Phase 2 Housing project.

Business problem.

$Authors$

Problem Statement

The business problem the client is facing is how to create a successful platform for buying and selling houses in King County. To achieve this goal, the platform needs to provide accurate estimates of house prices, which is crucial for both buyers and sellers.

To accomplish this, the client wants to use a model that can infer the most important features that determine house prices in King County. These features might include factors such as the location of the house, the number of bedrooms and bathrooms, the size of the house, and other relevant factors.

The model needs to be trained on data that accurately represents the real estate market in King County, including historical sales data, current property listings, and other relevant data sources. By using this data, the model can learn to accurately estimate the value of a house based on its features.

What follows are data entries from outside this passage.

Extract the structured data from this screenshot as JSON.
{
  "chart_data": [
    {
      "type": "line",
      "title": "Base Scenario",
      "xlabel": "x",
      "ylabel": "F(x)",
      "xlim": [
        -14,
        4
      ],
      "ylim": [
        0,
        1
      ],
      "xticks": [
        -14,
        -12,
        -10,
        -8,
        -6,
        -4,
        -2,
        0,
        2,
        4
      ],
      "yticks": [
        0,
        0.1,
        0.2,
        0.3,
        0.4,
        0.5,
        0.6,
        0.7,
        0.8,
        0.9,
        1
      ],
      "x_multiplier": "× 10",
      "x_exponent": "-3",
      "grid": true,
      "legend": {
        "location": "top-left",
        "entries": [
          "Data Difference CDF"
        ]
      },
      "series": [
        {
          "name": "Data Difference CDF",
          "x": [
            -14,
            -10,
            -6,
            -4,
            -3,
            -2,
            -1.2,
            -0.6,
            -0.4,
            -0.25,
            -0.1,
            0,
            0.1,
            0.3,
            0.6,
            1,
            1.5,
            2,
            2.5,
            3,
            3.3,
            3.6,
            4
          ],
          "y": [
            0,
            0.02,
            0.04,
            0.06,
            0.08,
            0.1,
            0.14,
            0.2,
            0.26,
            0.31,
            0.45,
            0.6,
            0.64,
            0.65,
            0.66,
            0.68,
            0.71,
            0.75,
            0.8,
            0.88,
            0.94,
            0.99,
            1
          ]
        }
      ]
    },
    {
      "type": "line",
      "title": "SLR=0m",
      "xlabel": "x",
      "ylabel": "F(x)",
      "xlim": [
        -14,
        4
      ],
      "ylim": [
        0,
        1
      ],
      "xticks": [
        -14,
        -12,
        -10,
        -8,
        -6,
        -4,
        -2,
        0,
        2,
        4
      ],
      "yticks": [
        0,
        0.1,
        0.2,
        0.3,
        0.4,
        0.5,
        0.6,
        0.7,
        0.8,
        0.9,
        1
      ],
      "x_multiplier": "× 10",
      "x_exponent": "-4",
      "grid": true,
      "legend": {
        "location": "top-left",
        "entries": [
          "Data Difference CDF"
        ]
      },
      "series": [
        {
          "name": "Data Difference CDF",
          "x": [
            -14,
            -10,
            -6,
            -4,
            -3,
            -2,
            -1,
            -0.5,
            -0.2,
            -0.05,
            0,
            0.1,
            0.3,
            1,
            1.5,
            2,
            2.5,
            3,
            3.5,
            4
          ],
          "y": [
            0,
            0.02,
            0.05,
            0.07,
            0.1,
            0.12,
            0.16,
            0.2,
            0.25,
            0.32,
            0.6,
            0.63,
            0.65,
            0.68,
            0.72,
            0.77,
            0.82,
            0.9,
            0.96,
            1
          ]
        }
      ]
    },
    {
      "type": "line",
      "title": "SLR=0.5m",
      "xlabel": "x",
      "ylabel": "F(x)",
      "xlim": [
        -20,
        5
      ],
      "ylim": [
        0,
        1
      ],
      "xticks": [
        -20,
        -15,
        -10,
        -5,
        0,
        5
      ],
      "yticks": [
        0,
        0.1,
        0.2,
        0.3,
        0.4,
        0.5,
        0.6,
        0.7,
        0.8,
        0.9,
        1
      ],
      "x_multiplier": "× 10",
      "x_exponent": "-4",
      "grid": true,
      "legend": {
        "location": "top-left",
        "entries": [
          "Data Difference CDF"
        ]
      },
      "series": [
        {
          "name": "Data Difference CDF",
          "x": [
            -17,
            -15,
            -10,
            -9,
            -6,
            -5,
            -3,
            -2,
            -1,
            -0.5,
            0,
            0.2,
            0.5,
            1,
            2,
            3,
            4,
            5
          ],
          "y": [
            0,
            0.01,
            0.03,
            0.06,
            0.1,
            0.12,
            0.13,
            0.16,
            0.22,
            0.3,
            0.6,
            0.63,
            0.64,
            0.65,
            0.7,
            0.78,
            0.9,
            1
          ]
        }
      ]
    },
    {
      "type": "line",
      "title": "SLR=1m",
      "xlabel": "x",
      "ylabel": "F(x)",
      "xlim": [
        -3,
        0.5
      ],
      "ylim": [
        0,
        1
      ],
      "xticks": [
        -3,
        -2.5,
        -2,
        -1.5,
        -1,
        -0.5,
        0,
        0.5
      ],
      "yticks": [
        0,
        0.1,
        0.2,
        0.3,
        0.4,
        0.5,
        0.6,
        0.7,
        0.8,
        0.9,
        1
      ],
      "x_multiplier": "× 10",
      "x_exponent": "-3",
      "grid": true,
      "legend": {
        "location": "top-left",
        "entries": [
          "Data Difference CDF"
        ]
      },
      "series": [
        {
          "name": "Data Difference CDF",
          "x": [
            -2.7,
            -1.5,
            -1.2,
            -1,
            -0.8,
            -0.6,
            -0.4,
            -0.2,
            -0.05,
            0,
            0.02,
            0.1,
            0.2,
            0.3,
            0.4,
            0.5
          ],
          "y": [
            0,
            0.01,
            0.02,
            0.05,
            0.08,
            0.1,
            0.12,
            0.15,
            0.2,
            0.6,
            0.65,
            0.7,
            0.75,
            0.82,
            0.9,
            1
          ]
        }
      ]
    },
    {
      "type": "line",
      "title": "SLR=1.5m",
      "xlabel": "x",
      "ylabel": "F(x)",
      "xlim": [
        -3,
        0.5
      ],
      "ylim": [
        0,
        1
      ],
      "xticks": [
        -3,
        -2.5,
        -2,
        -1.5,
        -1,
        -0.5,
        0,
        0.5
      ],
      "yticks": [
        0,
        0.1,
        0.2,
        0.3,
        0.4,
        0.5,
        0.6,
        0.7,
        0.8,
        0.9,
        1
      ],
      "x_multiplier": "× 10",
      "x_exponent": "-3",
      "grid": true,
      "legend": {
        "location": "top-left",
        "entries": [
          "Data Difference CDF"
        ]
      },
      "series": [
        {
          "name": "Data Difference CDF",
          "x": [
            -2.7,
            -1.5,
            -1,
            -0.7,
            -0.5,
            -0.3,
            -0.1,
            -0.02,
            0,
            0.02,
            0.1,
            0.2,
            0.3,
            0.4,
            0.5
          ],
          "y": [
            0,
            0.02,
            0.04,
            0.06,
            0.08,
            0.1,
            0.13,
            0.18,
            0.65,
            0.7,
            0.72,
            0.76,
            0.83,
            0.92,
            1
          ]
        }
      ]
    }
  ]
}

Once the model is trained, it can be integrated into the platform to provide buyers and sellers with accurate estimates of house prices, which can help them make informed decisions about buying or selling a property. By providing a reliable and accurate platform for buying and selling houses in King County, the client can establish themselves as a leader in the local real estate market and attract a large and loyal customer base.

Project Objectives

To identify the key features that significantly influence house prices in King County.
To develop a model that accurately estimates house prices based on the identified features.
To evaluate the performance of the developed model in estimating house prices in King County.

Data Understanding

Data We utilized the following dataset to help make predictions of house prices in Kings County King County House Data: a dataset that we were provided at the onset of the project. This file contains data for 21,597 homes built in King County, Seattle from 1900 to 2015. Each home in the set contains information regarding features such as number of bedrooms/bathrooms, number of floors, square footage, zip code, condition, and more.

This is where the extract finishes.